Laut Weltglücksbericht 2026 bleibt Finnland Nummer eins
Zum neunten Mal in Folge ist laut dem Weltglücksbericht Finnland das glücklichste Land der Welt. Die Schweiz schafft es zurück in die Top 10.

Finnland führt den Weltglücksbericht 2026 an, berichtet das «SRF». Ein Forscherteam der Universität Oxford veröffentlichte die jährliche Studie zum Weltglückstag.

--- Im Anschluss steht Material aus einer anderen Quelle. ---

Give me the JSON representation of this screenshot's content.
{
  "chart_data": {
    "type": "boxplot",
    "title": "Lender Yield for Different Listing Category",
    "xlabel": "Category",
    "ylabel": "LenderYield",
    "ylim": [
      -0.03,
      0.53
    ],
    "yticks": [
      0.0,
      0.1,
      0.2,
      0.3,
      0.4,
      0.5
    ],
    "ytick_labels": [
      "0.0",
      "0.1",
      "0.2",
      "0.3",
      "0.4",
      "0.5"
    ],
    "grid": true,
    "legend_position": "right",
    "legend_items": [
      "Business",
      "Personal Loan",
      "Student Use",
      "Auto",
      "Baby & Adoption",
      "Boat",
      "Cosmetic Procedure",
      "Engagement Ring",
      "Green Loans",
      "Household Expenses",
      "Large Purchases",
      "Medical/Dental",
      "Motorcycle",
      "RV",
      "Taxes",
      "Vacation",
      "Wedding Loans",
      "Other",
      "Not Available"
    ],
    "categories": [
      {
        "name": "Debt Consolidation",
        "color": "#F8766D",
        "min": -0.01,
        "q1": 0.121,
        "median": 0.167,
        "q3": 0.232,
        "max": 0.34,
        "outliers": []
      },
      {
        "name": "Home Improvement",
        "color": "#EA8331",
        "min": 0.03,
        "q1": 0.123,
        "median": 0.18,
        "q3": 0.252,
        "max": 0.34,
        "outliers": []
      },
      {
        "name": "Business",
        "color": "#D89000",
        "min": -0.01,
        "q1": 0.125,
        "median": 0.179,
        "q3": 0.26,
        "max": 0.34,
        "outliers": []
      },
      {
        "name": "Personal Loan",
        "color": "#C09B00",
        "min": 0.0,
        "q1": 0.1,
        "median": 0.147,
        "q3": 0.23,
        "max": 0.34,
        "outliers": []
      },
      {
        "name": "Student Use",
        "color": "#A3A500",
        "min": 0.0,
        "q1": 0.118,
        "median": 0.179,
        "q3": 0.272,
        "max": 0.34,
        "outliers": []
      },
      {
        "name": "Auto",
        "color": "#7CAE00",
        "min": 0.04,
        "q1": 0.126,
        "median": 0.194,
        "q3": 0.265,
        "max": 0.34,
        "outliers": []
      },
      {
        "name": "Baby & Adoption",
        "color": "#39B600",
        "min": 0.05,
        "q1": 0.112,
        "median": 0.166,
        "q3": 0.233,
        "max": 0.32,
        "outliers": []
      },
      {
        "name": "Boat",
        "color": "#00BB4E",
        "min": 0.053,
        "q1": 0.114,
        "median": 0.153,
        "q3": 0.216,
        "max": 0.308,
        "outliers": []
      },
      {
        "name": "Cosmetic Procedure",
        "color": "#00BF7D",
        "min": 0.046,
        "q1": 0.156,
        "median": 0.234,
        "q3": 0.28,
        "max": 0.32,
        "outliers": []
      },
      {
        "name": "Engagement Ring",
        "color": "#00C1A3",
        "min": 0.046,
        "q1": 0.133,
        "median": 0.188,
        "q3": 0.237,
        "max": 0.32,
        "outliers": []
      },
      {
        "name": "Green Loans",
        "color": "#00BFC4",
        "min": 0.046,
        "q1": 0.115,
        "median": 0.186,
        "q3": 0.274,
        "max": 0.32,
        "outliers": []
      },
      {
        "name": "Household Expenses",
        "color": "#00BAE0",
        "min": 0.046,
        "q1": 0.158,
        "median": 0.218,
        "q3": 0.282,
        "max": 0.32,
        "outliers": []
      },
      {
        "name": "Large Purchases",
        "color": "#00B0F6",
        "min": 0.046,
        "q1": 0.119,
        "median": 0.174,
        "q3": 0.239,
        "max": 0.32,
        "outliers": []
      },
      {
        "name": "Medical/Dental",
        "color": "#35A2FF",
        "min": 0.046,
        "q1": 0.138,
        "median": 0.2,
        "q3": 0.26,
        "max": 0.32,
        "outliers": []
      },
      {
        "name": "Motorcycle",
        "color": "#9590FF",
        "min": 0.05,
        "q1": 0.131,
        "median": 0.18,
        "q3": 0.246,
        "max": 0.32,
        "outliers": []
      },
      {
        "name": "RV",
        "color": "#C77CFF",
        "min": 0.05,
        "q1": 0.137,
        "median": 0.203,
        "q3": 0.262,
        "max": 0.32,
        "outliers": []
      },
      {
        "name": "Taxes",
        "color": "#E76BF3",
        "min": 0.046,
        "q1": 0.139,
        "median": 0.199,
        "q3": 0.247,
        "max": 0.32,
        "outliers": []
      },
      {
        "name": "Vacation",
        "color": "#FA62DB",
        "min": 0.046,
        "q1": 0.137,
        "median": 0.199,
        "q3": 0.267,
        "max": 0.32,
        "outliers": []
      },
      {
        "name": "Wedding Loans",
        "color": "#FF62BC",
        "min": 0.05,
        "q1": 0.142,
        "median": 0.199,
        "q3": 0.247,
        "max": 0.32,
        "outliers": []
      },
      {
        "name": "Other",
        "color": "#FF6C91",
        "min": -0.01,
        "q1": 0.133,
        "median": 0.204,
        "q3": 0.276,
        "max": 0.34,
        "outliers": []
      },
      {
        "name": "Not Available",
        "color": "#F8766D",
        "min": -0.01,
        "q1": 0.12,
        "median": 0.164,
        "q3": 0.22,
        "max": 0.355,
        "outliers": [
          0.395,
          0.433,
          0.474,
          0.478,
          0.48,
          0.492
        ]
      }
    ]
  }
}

Sie misst die Lebenszufriedenheit von Menschen weltweit. Die nordischen Länder dominieren das Ranking deutlich.
Island, Dänemark und Schweden belegen die Plätze zwei bis fünf. Nur Costa Rica bricht die skandinavische Dominanz auf Platz vier.

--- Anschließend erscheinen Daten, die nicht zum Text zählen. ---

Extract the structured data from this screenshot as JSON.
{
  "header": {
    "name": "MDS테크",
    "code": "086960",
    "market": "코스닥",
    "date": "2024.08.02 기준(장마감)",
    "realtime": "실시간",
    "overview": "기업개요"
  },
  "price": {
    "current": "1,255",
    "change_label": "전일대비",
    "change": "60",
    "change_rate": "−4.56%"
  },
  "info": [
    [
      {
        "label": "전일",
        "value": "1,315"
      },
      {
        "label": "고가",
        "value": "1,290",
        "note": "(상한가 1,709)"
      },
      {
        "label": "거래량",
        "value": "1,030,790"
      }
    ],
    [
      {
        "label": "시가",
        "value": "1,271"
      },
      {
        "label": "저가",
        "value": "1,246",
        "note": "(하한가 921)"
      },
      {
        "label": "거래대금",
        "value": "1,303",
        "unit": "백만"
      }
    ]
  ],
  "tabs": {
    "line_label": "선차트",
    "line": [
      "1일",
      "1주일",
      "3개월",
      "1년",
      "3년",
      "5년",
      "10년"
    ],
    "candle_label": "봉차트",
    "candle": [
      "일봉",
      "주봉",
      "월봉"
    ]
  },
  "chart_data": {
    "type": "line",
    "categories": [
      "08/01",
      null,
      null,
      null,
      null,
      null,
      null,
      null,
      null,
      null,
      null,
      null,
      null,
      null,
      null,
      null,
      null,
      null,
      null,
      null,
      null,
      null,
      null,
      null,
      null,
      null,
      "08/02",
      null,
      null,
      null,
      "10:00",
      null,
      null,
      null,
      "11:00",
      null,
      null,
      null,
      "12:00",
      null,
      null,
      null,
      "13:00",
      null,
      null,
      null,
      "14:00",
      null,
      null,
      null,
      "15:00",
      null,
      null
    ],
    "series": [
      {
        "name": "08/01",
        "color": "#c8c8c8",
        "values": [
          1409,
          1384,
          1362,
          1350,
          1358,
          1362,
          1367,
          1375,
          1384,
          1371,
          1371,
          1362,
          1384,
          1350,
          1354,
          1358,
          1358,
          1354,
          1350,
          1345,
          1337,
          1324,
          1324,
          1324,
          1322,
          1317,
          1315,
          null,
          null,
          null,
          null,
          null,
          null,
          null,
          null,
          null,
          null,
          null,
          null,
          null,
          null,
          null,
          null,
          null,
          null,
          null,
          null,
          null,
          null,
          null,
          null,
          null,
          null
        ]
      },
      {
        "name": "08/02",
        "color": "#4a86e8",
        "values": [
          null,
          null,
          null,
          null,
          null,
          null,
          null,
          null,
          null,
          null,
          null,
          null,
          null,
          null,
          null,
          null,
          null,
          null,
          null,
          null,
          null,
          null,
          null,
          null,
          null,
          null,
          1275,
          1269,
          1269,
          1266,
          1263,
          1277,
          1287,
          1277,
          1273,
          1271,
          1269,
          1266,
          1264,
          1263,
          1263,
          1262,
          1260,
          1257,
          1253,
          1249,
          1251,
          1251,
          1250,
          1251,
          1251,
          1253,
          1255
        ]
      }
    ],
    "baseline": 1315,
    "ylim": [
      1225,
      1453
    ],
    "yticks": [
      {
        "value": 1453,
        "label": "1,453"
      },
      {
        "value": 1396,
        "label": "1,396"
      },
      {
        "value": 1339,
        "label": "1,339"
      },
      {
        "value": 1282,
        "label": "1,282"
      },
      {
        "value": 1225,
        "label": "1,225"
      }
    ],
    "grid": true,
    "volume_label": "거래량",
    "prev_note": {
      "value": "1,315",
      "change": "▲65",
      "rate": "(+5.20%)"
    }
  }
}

Schweiz verbessert sich deutlich
Wie das «SRF» berichtet, springt die Schweiz vom 13. auf den zehnten Platz. Norwegens Menschen sind zufriedener, ebenso die Niederländer, Israelis und Luxemburger.
Deutschland verbessert sich nach Angaben von «T-Online» um fünf Plätze auf den 17. Rang. Die nordischen Länder überzeugen durch Faktoren wie gerechte Wohlstandsverteilung und Vertrauen.
Laut Berichtsautor Jan-Emmanuel De Neve verfügen die Finnen und Dänen über grossen Wohlstand. Diesen verteilen sie aber sehr gerecht untereinander.
Natur und Waldtraditionen prägen die Zufriedenheit
Hohe Lebenserwartung und guter Zugang zur Gesundheitsversorgung spielen laut De Neve eine Rolle. Das starke soziale Netz ist entscheidend, wie das «ZDF» erklärt.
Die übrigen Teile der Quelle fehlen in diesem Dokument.